To test this, I have created a barebones native Android app that uses JmDNS to scan. The results returned by the native app are the same as in the Ionic app for IPv4 networks. When mobile data is enabled, the app doesn't find any scan results - and when mobile data is disabled, it finds results more often. I'm avoiding IPv6 for now.

I am testing this behaviour on 3 Android 8.0.0 devices: Google Pixel, Nexus 5x, and a OnePlus One (LineageOS). The only device that scans reliably is the OP One - the other two require a troubleshooting process to get results to show up reliably:

  1. Change Wifi networks
  2. Force-close the app
  3. Disable mobile data if enabled
  4. Forget the network if it is saved
  5. Re-open the app

This case is specific to connecting to a hardware device which broadcasts an AP WiFi network. The hardware device creates the AP, and it also broadcasts its own Bonjour service (using C++/Avahi). The two problematic mobile devices (Pixel & Nexus) can find peers on this network more often than they can find the AP-providing device service, but all discoveries are intermittent.
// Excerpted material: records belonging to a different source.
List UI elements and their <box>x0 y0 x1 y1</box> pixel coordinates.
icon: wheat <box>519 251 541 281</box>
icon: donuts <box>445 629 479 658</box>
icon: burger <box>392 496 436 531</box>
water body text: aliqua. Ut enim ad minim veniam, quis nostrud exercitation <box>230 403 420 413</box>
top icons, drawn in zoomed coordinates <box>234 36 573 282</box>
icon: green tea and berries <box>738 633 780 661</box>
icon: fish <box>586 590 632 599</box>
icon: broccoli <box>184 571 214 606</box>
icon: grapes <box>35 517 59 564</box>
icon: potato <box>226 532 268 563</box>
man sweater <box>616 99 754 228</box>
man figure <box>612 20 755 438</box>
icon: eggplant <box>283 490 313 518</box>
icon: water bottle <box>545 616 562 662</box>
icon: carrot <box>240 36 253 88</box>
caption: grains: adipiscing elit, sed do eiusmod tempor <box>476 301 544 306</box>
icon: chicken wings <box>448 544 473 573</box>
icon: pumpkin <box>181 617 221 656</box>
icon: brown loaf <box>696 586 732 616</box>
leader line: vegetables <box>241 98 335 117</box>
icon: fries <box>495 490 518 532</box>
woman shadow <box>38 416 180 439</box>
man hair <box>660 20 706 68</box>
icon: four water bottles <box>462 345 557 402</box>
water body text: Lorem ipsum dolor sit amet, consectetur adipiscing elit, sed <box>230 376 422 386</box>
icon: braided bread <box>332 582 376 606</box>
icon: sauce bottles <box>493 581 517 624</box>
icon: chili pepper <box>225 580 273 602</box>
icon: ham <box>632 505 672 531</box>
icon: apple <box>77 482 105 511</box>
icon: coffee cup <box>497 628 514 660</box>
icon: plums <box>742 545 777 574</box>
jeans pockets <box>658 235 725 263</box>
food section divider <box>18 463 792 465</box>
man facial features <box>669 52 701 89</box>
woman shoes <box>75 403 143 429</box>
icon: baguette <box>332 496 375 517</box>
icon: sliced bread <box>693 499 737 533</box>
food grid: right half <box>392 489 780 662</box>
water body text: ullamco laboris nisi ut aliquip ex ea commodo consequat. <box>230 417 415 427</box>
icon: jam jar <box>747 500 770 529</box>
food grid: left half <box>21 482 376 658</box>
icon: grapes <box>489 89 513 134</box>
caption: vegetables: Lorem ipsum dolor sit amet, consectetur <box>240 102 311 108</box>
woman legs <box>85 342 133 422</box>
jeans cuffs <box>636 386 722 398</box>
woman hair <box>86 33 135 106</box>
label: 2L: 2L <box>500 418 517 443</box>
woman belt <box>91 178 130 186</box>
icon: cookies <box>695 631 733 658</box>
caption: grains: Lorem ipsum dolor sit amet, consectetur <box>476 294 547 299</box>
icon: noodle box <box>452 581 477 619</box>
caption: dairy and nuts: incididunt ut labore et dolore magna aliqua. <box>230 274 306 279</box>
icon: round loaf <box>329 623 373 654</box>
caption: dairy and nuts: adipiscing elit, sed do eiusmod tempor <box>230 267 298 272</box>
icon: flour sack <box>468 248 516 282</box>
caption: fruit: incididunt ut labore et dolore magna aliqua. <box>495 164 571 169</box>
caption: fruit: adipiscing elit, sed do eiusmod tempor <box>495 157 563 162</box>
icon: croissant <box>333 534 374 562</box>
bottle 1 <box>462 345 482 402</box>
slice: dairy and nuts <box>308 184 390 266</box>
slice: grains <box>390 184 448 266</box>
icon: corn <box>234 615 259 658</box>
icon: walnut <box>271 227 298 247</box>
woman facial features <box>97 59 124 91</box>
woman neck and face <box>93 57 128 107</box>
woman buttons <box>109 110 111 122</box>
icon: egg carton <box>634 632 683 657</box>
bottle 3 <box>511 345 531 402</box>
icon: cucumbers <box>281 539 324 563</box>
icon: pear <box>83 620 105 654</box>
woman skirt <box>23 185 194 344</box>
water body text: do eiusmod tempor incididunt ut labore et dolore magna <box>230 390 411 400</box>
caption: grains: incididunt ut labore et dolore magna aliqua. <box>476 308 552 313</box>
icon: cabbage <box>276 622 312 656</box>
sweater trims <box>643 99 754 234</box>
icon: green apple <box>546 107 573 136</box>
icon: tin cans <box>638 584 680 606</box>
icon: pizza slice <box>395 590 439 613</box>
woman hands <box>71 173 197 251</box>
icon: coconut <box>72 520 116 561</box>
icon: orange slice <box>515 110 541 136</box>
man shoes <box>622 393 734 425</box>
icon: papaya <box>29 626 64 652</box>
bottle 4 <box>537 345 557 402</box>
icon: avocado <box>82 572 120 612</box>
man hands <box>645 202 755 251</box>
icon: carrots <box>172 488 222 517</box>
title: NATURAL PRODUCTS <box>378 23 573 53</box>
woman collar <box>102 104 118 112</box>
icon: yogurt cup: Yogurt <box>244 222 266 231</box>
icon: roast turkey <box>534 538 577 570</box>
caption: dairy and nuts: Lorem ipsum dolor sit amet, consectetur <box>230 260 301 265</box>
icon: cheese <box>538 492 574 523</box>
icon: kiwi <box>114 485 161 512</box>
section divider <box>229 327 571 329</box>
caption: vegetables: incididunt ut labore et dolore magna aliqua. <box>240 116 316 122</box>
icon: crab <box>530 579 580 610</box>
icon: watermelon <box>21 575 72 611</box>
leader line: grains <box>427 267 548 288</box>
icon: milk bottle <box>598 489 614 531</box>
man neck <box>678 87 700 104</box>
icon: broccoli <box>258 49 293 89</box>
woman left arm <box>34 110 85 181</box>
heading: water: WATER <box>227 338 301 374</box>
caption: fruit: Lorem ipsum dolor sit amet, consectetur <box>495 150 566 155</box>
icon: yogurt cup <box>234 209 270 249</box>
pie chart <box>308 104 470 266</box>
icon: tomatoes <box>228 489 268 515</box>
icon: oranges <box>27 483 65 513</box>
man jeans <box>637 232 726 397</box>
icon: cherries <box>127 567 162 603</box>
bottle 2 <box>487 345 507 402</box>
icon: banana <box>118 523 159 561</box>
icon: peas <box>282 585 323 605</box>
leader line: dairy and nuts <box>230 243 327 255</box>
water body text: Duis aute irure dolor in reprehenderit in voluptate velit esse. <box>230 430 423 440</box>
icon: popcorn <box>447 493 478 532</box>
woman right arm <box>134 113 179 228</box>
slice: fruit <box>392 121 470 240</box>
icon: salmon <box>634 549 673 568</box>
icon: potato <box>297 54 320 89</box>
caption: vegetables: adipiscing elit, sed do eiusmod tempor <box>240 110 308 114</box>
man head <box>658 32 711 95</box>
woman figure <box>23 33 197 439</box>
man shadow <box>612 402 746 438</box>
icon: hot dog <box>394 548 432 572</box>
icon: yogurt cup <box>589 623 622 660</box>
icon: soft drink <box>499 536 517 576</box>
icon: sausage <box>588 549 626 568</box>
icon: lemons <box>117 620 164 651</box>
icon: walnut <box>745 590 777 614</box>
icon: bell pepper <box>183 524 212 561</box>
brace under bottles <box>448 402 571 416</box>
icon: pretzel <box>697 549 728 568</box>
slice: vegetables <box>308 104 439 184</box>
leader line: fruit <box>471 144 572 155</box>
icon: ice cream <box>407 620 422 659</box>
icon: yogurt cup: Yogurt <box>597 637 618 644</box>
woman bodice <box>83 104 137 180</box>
I am considering a scenario where the app can detect the gateway assigned by the DHCP master and test some IPs for services without using mDNS. When the app connects to one of these hardware APs, the DHCP gateway is always 192.168.37.1 so if the app can see this then it can guess that there is a service at that IP and try connecting.

This use-case is a failure scenario when zeroconf doesn't return results. Adding the DHCP information is a nice-to-have, not imperative to the functionality of this plugin... hence my question about whether it is a good idea to add this data to this plugin.

The DHCP data could very well be its own WifiInfo plugin, and it would be quite minimal. Need to think about this more.

becvert commented 6 years ago

Thanks for the explanation.

If you do a WifiInfo plugin we could maybe move the getHostname method in there and even the getInterfaces method from my websocket-server plugin.

emcniece commented 6 years ago

It sounds like a WifiInfo plugin is a good idea. I'll start writing this today.